Throughout our history, American women have stood shoulder-to-shoulder with fighting men, spied on the enemy, protected the fallen, even led troops into battle. Without our women’s active and aggressive participation, this country could never have become what it is today. Women built this land just as men did, cutting down trees and clearing land, killing dangerous animals and sometimes dangerous humans. With such a legacy, it’s no surprise that American women seem a little tougher, a little bolder than most other women.
Hundreds of women can be commemorated for their war efforts. The famous burlesque dancer Josephine Baker, for instance, worked for the French Resistance during World War II as a spy. Clara Barton worked tirelessly to heal wounded soldiers during the Civil War. In World War II, millions of American women went to work in munitions factories to free men for fighting. Without women as camp followers or running farm and businesses, even George Washington’s Continental Army might have failed, and the United States would never have been born.
But not all women were willing to take a secondary or noncombat role. Instead, these women picked up weapons and entered the battle alongside men. Most of these women have been forgotten. A few, however, have been remembered in the footnotes of history.
(image is Anne Bonny and Mary Read. Mary Read was British or Dutch, not American.
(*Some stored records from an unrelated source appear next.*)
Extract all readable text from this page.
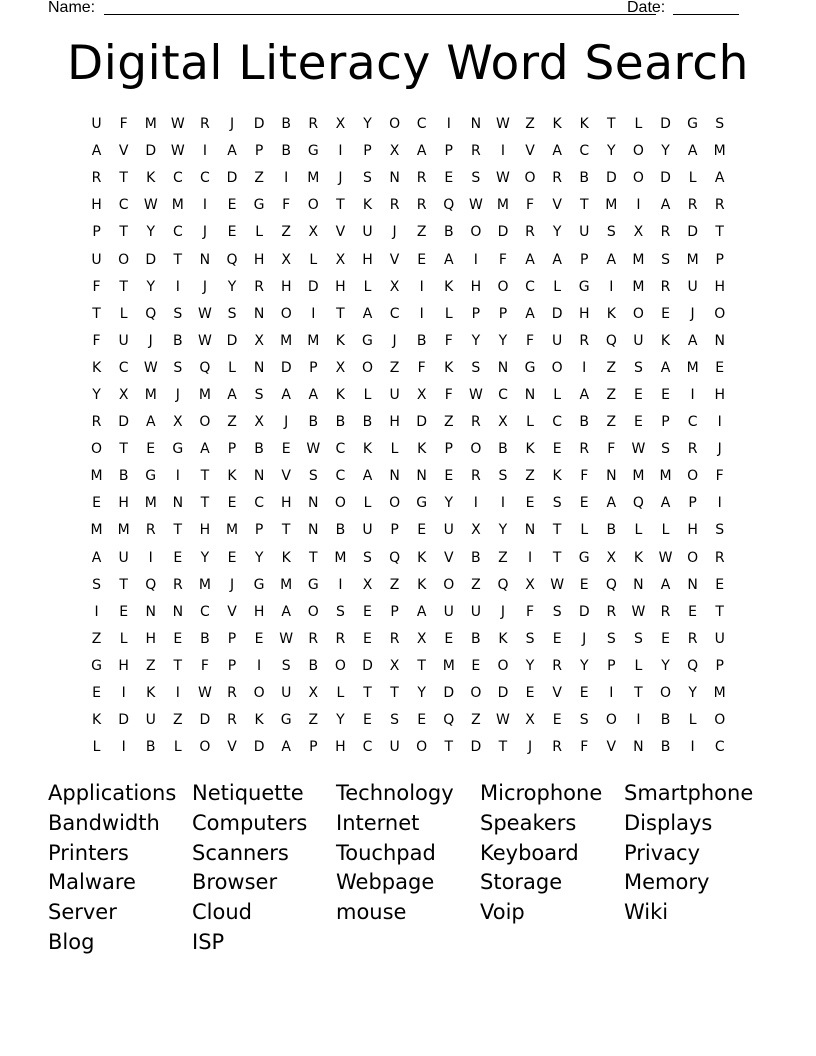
Name:	Date:
Digital Literacy Word Search
U	F	M	W	R	J	D	B	R	X	Y	O	C	I	N	W	Z	K	K	T	L	D	G	S
A	V	D	W	I	A	P	B	G	I	P	X	A	P	R	I	V	A	C	Y	O	Y	A	M
R	T	K	C	C	D	Z	I	M	J	S	N	R	E	S	W	O	R	B	D	O	D	L	A
H	C	W	M	I	E	G	F	O	T	K	R	R	Q	W	M	F	V	T	M	I	A	R	R
P	T	Y	C	J	E	L	Z	X	V	U	J	Z	B	O	D	R	Y	U	S	X	R	D	T
U	O	D	T	N	Q	H	X	L	X	H	V	E	A	I	F	A	A	P	A	M	S	M	P
F	T	Y	I	J	Y	R	H	D	H	L	X	I	K	H	O	C	L	G	I	M	R	U	H
T	L	Q	S	W	S	N	O	I	T	A	C	I	L	P	P	A	D	H	K	O	E	J	O
F	U	J	B	W	D	X	M	M	K	G	J	B	F	Y	Y	F	U	R	Q	U	K	A	N
K	C	W	S	Q	L	N	D	P	X	O	Z	F	K	S	N	G	O	I	Z	S	A	M	E
Y	X	M	J	M	A	S	A	A	K	L	U	X	F	W	C	N	L	A	Z	E	E	I	H
R	D	A	X	O	Z	X	J	B	B	B	H	D	Z	R	X	L	C	B	Z	E	P	C	I
O	T	E	G	A	P	B	E	W	C	K	L	K	P	O	B	K	E	R	F	W	S	R	J
M	B	G	I	T	K	N	V	S	C	A	N	N	E	R	S	Z	K	F	N	M	M	O	F
E	H	M	N	T	E	C	H	N	O	L	O	G	Y	I	I	E	S	E	A	Q	A	P	I
M	M	R	T	H	M	P	T	N	B	U	P	E	U	X	Y	N	T	L	B	L	L	H	S
A	U	I	E	Y	E	Y	K	T	M	S	Q	K	V	B	Z	I	T	G	X	K	W	O	R
S	T	Q	R	M	J	G	M	G	I	X	Z	K	O	Z	Q	X	W	E	Q	N	A	N	E
I	E	N	N	C	V	H	A	O	S	E	P	A	U	U	J	F	S	D	R	W	R	E	T
Z	L	H	E	B	P	E	W	R	R	E	R	X	E	B	K	S	E	J	S	S	E	R	U
G	H	Z	T	F	P	I	S	B	O	D	X	T	M	E	O	Y	R	Y	P	L	Y	Q	P
E	I	K	I	W	R	O	U	X	L	T	T	Y	D	O	D	E	V	E	I	T	O	Y	M
K	D	U	Z	D	R	K	G	Z	Y	E	S	E	Q	Z	W	X	E	S	O	I	B	L	O
L	I	B	L	O	V	D	A	P	H	C	U	O	T	D	T	J	R	F	V	N	B	I	C
Applications
Bandwidth
Printers
Malware
Server
Blog
Netiquette
Computers
Scanners
Browser
Cloud
ISP
Technology
Internet
Touchpad
Webpage
mouse
Microphone
Speakers
Keyboard
Storage
Voip
Smartphone
Displays
Privacy
Memory
Wiki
Via Wikimedia Commons)
1. Anne Bonny
Born in Ireland, little Anne Cormac came to Charlestown as a child. She grew up tough, wild, and independent, the perfect mindset for the pirate she became. Anne met Mary Read, another female pirate, when they worked together on Calico Jack Rackham’s crew, and the two female pirates helped terrorize the Bahamas for over two years.
When the British Navy finally caught up with Rackham’s crew, the men were below decks and thoroughly drunk on brandy, the spoils of a recent victory. The women had been left on deck to guard. By themselves, Anne and Mary held off a British warship for a good while, yelling at the men to “come up, you cowards, and fight like men,” even firing pistols into the hold to get the drunk crew’s attention. Their efforts were in vain, and Captain Jonathan Barnet, commissioned by the governor of Jamaica, captured the ship and crew.
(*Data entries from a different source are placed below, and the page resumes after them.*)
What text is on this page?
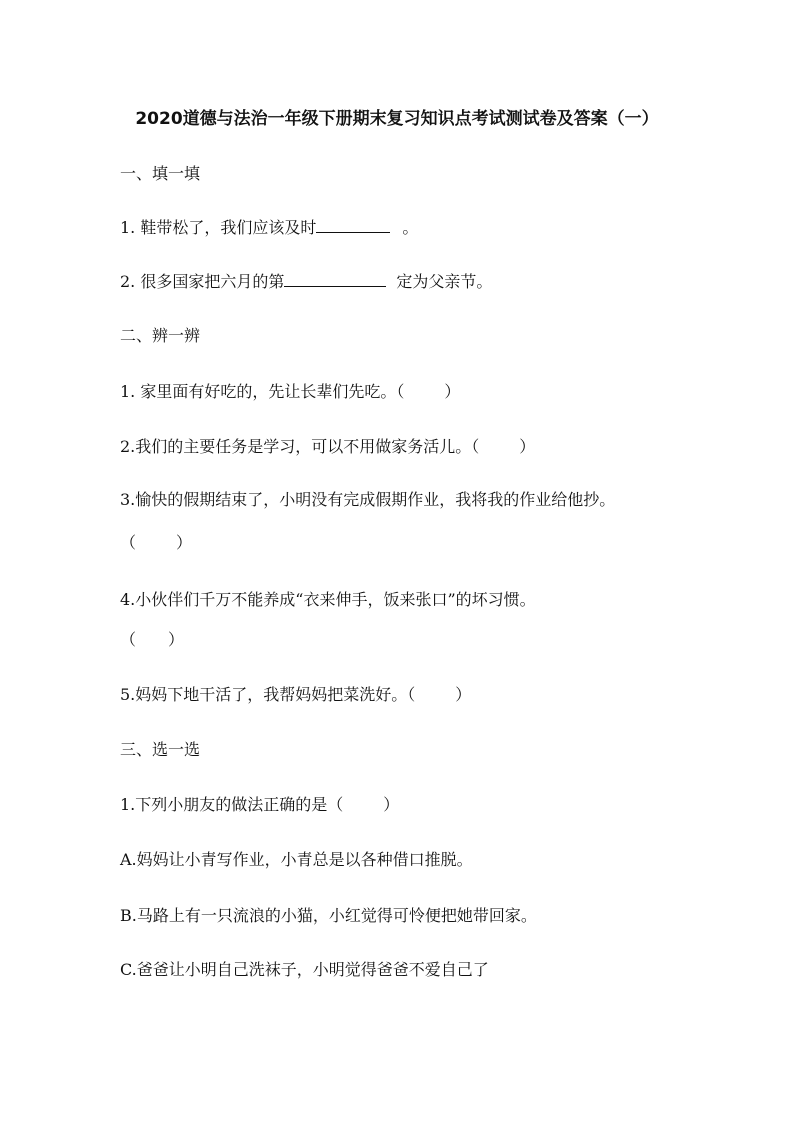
2020道德与法治一年级下册期末复习知识点考试测试卷及答案（一）
一、填一填
1. 鞋带松了，我们应该及时	。
2. 很多国家把六月的第	定为父亲节。
二、辨一辨
1. 家里面有好吃的，先让长辈们先吃。（	）
2.我们的主要任务是学习，可以不用做家务活儿。（	）
3.愉快的假期结束了，小明没有完成假期作业，我将我的作业给他抄。
（	）
4.小伙伴们千万不能养成“衣来伸手，饭来张口”的坏习惯。
（ ）
5.妈妈下地干活了，我帮妈妈把菜洗好。（	）
三、选一选
1.下列小朋友的做法正确的是（	）
A.妈妈让小青写作业，小青总是以各种借口推脱。
B.马路上有一只流浪的小猫，小红觉得可怜便把她带回家。
C.爸爸让小明自己洗袜子，小明觉得爸爸不爱自己了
In Jamaica, all the pirates were sentenced to hang, though the two women were spared because they were pregnant. Jack, before his hanging, requested to see Anne one last time. According to legend, she said to him, “Had you fought like a man, you need not have been hang’d like a dog.” She refused to speak to him further.
While it is known that Mary died in prison, probably before giving birth to her child, the fate of Anne is a mystery. There is, however, good evidence that her father, a wealthy merchant, bribed her jailers to release her, then sent her to Virginia. Here she married a farmer, had children, told stories about her pirating days, and lived to a ripe old age.
Image via
2. Sybil Luddington
Everyone’s heard about the ride of Paul Revere – but did you know he was stopped and arrested by the British before going twenty miles? Another rider charged with alerting the Minutemen completed HER ride, a forty-mile circuit through driving rain and risk of encountering British soldiers at any time. Sybil Luddington was the16-year-old daughter of Colonel Henry Luddington, commander of the local militia. One evening, Colonel Luddington received word that the British were coming to burn Danbury, a nearby town in Connecticut. The only person available to alert the militia was young Sybil, who knew the country well.
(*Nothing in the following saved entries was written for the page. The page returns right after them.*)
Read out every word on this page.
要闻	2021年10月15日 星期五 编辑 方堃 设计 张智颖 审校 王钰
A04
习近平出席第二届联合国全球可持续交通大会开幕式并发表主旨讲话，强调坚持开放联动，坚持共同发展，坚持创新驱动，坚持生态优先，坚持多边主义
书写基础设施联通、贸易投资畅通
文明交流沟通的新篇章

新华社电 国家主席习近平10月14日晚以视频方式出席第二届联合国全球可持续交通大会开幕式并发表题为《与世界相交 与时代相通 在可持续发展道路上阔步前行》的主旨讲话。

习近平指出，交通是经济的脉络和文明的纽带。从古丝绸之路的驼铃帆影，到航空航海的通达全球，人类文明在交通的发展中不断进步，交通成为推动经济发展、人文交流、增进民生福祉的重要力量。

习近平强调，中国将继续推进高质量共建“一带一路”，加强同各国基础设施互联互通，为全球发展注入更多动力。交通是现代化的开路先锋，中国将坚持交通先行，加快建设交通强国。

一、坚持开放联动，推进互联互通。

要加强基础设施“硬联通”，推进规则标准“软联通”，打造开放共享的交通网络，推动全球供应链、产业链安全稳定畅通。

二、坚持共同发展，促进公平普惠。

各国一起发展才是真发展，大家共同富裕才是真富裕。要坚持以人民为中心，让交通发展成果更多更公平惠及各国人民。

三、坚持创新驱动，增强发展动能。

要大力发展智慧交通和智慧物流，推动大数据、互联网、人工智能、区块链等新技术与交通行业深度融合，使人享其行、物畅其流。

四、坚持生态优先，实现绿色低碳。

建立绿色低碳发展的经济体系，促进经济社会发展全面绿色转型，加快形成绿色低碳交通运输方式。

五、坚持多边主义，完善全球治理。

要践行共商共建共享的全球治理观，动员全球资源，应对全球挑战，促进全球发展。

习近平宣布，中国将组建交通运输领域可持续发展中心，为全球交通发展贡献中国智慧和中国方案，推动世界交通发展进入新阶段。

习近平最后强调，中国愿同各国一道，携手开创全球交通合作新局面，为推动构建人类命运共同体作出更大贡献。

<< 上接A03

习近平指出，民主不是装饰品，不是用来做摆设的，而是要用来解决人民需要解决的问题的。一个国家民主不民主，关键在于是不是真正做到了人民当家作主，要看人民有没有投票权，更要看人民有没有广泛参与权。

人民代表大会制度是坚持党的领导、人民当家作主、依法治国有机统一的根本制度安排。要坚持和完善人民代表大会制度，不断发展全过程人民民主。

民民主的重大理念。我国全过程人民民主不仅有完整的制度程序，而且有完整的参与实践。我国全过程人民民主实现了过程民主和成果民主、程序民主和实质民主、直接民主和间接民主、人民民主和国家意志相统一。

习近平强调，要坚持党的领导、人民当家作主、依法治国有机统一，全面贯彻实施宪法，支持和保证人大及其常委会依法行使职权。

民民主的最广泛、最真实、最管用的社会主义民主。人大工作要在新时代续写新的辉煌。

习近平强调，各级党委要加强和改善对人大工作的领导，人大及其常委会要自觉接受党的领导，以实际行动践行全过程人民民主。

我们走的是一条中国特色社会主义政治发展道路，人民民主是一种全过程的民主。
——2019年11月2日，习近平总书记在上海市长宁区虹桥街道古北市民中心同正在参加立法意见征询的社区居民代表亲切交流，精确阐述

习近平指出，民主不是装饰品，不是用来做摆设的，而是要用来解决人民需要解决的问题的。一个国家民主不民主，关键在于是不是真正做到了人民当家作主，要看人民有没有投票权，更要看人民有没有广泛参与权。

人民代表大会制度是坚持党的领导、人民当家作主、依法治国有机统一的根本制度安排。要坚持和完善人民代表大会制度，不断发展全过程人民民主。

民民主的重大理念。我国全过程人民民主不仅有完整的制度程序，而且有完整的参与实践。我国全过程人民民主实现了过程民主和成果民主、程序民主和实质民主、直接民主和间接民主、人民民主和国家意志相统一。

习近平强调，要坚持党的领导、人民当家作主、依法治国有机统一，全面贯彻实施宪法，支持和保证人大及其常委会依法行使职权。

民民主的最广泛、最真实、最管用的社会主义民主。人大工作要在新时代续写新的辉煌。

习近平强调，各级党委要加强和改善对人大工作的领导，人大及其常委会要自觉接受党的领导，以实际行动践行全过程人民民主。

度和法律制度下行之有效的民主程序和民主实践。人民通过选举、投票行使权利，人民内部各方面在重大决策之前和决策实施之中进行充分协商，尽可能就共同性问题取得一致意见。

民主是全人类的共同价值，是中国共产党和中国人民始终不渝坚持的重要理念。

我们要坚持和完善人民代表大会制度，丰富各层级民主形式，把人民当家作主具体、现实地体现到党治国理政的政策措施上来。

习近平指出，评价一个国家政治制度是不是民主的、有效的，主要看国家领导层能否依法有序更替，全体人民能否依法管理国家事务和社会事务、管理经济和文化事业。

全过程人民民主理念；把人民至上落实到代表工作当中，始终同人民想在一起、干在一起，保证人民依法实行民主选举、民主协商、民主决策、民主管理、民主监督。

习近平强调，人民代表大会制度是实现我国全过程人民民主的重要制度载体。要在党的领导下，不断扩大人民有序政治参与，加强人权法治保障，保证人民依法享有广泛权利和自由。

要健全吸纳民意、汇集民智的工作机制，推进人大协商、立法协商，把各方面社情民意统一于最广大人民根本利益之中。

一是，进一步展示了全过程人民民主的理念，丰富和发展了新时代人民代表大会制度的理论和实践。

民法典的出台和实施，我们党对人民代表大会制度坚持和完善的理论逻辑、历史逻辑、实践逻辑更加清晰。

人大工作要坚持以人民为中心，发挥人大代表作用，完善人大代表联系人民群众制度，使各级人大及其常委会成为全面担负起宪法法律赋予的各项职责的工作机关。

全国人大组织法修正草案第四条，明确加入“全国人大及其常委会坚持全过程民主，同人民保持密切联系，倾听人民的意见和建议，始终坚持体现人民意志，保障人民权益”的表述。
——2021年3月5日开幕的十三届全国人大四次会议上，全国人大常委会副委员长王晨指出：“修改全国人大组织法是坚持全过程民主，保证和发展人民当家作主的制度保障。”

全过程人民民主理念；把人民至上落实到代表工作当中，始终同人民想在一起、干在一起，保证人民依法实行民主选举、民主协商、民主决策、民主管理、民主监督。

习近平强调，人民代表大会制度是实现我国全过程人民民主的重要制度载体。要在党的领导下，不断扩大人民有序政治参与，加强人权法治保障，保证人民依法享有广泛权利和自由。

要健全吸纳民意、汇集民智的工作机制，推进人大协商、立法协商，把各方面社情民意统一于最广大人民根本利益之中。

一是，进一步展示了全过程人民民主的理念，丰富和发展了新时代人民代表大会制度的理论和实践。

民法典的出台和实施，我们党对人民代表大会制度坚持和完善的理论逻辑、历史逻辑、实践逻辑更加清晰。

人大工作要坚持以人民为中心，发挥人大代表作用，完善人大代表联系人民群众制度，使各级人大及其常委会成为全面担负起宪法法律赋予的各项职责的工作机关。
She made a wide circuit through most of New York’s Putnam County and much of Dutchess County, riding forty miles in the middle of the night. At one point she fended off a highwayman with nothing but a stick. While the militia was not in time to prevent Danbury’s burning, they did manage to drive off the British before further damage could be done.
So why was Paul Revere’s name remembered, but Miss Luddington forgotten? Blame Henry Wadsworth Longfellow. When he wrote his famous poem about “the midnight ride” to gather the Minutemen, “Paul Revere” had the right rhyme and meter for his lines; “Sybil Luddington” did not. It was an artist’s whim.
(This is both Sampson and Molly Pitcher. It’s, erm, not hard to see why Sampson could pass as a boy.) Image via Wikimedia commons
3. Deborah Sampson
In the American Revolution, another young woman actually saw combat.
Raised on her French grandmother’s stories about Joan of Arc and living in a frontier community where people often died in Indian raids, Deborah decided a military life was a better choice than being an indentured servant and impoverished teacher. Her first attempt to enlist as a male was thwarted when a woman noticed that “Timothy Thayer” signed his name just like Deborah Sampson. Two years later, she was more successful. In 1782, she assumed her dead brother’s name, enlisting in George Washington’s army as Robert Shurtliffe.
She served for about 17 months as a boy without being caught, even though she was wounded in multiple skirmishes. At one point, Sampson took two musket balls to the leg and a bad saber slash to the face. Her comrades, ignoring her pleas to die, carried her to the doctor. Her face was treated, but Sampson sneaked out and patched up her leg wound herself in order to conceal her masquerade. At last, though, she contracted a “malignant fever.” The doctor was stunned to find a woman under the uniform he removed. When Sampson recovered, her commanding officer sent her to General George Washington with a note revealing her secret. According to legend, Washington read the note and, to spare her embarrassment, spoke not a word. Instead, he sent her out with an aide to get refreshments. When she returned, he had discharge papers, a note with advice, and a small sum of traveling money for her to return home.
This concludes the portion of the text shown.